Connecticut Attorney General William Tong has filed a memorandum of law in the United States District Court for the Eastern District of New York describing the exhaustive administrative record, economic need, and environmental safeguards that clearly support the lawful selection of the Eastern Long Island Sound Disposal Site for dredged materials.
The memorandum, filed on behalf of the Connecticut Department of Energy and Environmental Protection, responds to a challenge by the State of New York seeking to block the site designation.
According to an official statement from the Office of Attorney General William Tong, “Long Island Sound dredging is crucial to Connecticut’s maritime economy, with major employers and stakeholders including Electric Boat, the Connecticut Port Authority, the Connecticut Harbor Management Association, the Cross Sound Ferry and others all weighing in in support. The United States Army Corps of Engineers found that without dredging, the ability to launch and build submarines in Groton would be eliminated.”
“The record is abundantly clear – the selection of the Eastern Long Island Sound Disposal Site was done properly and lawfully and must proceed.
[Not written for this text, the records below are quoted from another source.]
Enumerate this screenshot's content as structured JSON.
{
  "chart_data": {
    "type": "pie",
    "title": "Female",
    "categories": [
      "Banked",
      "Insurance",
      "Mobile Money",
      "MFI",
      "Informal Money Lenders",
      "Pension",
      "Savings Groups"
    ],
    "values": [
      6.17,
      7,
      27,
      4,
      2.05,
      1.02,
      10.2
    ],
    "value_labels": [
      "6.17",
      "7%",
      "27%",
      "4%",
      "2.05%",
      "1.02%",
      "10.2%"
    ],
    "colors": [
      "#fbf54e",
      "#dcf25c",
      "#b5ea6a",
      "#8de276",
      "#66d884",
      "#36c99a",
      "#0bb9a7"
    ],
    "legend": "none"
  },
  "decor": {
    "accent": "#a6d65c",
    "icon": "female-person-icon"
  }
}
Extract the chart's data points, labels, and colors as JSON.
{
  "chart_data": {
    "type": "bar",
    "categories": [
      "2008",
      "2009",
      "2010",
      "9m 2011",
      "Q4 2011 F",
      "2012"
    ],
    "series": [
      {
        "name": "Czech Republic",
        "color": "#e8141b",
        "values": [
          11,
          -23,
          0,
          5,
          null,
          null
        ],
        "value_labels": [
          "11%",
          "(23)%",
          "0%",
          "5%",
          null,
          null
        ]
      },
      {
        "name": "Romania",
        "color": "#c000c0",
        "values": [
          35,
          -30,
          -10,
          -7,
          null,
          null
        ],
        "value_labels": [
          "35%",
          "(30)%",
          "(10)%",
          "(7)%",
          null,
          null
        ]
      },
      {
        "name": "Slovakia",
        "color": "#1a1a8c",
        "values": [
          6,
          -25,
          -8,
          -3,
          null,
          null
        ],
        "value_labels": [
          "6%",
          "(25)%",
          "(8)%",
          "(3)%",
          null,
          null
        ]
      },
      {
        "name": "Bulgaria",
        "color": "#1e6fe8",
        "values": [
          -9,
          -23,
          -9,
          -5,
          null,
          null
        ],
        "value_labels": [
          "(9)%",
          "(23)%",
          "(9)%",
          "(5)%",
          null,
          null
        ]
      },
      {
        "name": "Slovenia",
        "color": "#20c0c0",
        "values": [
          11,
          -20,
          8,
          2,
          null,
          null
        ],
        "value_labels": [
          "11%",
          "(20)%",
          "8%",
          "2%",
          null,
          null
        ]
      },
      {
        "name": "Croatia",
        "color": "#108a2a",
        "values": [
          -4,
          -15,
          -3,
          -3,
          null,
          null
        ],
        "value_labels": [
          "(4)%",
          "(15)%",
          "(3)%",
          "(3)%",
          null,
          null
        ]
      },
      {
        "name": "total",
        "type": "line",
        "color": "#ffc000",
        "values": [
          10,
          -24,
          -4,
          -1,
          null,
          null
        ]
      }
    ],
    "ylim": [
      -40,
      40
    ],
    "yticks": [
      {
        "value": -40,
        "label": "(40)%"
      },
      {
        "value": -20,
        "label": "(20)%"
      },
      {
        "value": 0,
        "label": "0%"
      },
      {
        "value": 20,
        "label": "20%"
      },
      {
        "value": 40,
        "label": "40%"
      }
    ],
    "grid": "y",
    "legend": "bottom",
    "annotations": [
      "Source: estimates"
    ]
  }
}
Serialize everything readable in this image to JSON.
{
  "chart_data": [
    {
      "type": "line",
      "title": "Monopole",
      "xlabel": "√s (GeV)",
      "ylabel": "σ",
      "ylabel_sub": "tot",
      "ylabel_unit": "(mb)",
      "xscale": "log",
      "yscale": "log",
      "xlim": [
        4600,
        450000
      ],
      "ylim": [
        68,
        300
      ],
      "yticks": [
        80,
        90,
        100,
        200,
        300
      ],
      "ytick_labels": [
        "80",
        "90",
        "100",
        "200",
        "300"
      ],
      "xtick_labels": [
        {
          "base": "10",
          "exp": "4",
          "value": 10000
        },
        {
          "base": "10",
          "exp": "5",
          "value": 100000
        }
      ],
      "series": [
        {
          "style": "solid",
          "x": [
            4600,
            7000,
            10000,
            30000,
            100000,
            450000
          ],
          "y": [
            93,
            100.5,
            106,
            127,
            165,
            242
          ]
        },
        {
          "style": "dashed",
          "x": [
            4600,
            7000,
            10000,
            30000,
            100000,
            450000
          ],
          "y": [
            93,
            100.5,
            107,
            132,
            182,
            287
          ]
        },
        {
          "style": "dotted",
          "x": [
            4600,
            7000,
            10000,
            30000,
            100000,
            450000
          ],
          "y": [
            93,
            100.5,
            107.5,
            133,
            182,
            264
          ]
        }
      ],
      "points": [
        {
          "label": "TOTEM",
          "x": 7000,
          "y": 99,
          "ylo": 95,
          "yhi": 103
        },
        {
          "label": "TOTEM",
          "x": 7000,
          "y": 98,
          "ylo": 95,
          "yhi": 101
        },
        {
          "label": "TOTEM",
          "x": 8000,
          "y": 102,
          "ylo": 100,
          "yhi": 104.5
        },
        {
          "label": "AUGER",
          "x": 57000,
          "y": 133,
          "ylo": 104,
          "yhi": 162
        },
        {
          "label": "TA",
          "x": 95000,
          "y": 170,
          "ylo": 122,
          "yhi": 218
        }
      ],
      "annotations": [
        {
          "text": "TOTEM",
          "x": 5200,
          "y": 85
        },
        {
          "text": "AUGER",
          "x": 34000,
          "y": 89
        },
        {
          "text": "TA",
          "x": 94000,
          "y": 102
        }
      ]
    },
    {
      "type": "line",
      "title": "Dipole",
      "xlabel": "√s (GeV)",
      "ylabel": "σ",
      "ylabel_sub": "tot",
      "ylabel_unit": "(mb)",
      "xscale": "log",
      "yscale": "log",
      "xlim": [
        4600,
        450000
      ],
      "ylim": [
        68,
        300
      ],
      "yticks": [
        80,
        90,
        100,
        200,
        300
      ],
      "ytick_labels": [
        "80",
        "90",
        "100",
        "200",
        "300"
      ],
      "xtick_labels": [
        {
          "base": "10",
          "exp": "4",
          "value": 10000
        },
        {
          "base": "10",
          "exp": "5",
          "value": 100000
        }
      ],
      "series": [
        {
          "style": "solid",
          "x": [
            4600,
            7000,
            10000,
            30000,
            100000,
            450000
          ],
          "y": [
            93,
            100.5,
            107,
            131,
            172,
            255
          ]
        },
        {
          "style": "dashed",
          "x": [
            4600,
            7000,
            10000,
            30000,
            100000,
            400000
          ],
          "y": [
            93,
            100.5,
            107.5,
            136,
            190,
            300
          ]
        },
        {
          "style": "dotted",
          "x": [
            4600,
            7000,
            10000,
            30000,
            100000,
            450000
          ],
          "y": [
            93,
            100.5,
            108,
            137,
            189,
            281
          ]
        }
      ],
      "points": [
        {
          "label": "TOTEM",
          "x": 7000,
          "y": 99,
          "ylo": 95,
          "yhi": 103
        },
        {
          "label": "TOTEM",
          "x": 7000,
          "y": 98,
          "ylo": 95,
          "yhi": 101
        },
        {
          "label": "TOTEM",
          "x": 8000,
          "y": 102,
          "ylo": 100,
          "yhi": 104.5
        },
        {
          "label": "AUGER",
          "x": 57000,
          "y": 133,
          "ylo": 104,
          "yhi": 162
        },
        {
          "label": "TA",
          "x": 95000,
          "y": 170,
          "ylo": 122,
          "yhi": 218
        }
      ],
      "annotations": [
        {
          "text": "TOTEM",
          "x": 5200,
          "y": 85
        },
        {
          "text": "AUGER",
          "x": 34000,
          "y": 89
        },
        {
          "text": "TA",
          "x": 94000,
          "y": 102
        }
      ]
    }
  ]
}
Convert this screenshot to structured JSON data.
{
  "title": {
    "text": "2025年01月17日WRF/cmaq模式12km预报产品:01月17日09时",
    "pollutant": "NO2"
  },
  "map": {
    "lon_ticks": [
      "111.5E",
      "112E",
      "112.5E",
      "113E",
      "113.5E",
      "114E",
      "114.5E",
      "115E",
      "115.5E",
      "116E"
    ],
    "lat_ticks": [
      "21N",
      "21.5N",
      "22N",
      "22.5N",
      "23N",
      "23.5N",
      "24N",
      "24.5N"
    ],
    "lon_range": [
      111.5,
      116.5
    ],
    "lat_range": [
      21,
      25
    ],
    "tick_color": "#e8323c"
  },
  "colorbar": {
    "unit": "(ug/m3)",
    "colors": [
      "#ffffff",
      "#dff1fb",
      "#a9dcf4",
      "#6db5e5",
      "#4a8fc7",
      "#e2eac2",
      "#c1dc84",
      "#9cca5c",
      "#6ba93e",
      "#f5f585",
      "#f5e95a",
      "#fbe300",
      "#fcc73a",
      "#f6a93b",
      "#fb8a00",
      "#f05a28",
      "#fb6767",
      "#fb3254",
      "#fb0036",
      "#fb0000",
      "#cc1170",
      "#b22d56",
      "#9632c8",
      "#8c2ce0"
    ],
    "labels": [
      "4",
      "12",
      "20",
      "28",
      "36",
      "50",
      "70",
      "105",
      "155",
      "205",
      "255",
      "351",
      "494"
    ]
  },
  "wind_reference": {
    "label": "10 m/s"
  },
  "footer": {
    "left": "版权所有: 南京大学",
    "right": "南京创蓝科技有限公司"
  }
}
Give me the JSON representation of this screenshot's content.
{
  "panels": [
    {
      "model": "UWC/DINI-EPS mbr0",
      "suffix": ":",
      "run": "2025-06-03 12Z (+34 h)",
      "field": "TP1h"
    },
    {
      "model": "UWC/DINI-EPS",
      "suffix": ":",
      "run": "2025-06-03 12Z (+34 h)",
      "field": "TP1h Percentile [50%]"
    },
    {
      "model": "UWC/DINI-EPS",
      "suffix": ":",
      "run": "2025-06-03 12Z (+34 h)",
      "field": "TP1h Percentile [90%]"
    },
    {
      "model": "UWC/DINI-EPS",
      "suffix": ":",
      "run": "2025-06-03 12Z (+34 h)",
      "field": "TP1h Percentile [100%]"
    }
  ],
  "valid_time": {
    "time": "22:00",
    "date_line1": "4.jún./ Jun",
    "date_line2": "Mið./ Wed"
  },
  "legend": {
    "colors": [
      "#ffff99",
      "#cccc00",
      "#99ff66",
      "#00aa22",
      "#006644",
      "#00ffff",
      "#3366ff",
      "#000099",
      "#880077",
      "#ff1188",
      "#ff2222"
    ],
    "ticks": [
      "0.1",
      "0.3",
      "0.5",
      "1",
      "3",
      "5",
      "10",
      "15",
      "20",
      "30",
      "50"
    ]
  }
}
Thousands of maritime jobs and billions of dollars in revenue depend on the ability to dredge and safely deposit materials. This challenge is without merit, and must not be allowed to impede our state’s maritime economy,” said Tong.
In drafting the memorandum, the Office of the Attorney General worked in coordination with Congressman Joe Courtney, whose office helped document the depth of economic impact and stakeholder support from the maritime business community.